素晴らしい脚本。前半のストーリーでも一本ドラマが書けるぐらいなのに、そこから広いテーマへと広げていく過程が、めちゃくちゃスムーズだった。普通は後半にかけてストーリーがキャラクターの個人的な話になっていくのだが、この作品は逆で、前半のストーリーで観客も同じRoomに閉じ込めることで、後半にストーリーがワイドになっても、キャラクターたちから離れることはない。
さらに、視点がJackとJoyと行ったり来たりするのだが、その行き渡しにも感動した。時には二人の感情が離れていくこともあるのだが、二人の感情が重なり一つになった時に、JackからJoyへ、JoyからJackへと視点が移動する。それがめちゃくちゃシームレスだから、観客はいつの間にかそれに乗せられている。二人の感情が重なった時には、観客の感情も重なるため、涙が流れる。

撮影は、Danny Cohen。特徴的なクロースアップの使い方は今作品も健在。コンポジションの面でのスペースの使い方もさながらのものだった。いつも彼の作品ではそうなのだが、今作品でも、バックグラウンドというのがキャラクターの感情というものを表現している。視線を誘導するという意味で、バックグラウンドの距離感をレンズを使い分けていた。照明にも感動。Roomのなかでの、一つの窓からしか入らない光と、外に出てからの自然光の光が、カメラで捉えたものではなく、目で捉えた描写になっている。ときにはハイライトを強調し夢のような世界観を表現したり、逆にそれを使って世界とのギャップを表現したり。
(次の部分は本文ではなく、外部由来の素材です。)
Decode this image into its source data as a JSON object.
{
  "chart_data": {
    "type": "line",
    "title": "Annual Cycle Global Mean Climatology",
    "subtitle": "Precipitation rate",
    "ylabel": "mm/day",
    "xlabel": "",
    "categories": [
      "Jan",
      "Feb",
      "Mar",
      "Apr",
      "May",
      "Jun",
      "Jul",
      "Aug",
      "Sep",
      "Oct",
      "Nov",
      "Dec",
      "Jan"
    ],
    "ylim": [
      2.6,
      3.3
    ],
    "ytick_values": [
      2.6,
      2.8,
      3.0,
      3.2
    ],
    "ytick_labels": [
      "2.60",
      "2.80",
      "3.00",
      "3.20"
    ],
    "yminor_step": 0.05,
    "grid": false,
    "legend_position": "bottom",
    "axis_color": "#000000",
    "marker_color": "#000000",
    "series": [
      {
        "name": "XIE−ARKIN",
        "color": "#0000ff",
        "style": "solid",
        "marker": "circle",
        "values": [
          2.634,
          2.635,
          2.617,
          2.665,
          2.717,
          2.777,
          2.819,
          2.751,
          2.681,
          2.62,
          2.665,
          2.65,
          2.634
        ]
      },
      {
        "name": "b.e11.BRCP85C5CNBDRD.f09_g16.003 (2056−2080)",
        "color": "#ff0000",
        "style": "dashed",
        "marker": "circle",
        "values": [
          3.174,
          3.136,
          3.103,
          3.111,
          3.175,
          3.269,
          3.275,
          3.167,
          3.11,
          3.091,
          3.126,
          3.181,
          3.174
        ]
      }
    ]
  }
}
フラットな照明では妙にキャラクターが生き生きする。でもそれは理想的な生命力ではなく、もがいているようなイメージ。魔術師。

編集も見事だった。ジャンプカットを使って、体感時間を引きのばし、このスローなリズムに乗っかった。さらに、Danny Cohenの撮影を最大限生かすように、気に入ったところは長回しで使う。このめちゃくちゃ意図を感じる編集はストーリーを作る。バックグラウンドが全く描かれない、かなり難しいストーリーなのに、フラッシュバックやそれらが語られることもなく、観客全員が何が起きていたのか想像できるというのは、編集の力だろう。観客たちの心を支配し、伝えたい感情を100%伝えることができていた。もしかしたら、もっといいカットがあったのかもしれないが、Nathan Nugentの味というものを軸においているだけに、全く文句なし。あとは、もしもっと大きな話の展開があるような映画を編集する時に、そのギャップを編集でも作れるのかが楽しみだ。

めちゃくちゃいいチームだったとおもう。これからもこのチームでやっていってほしい。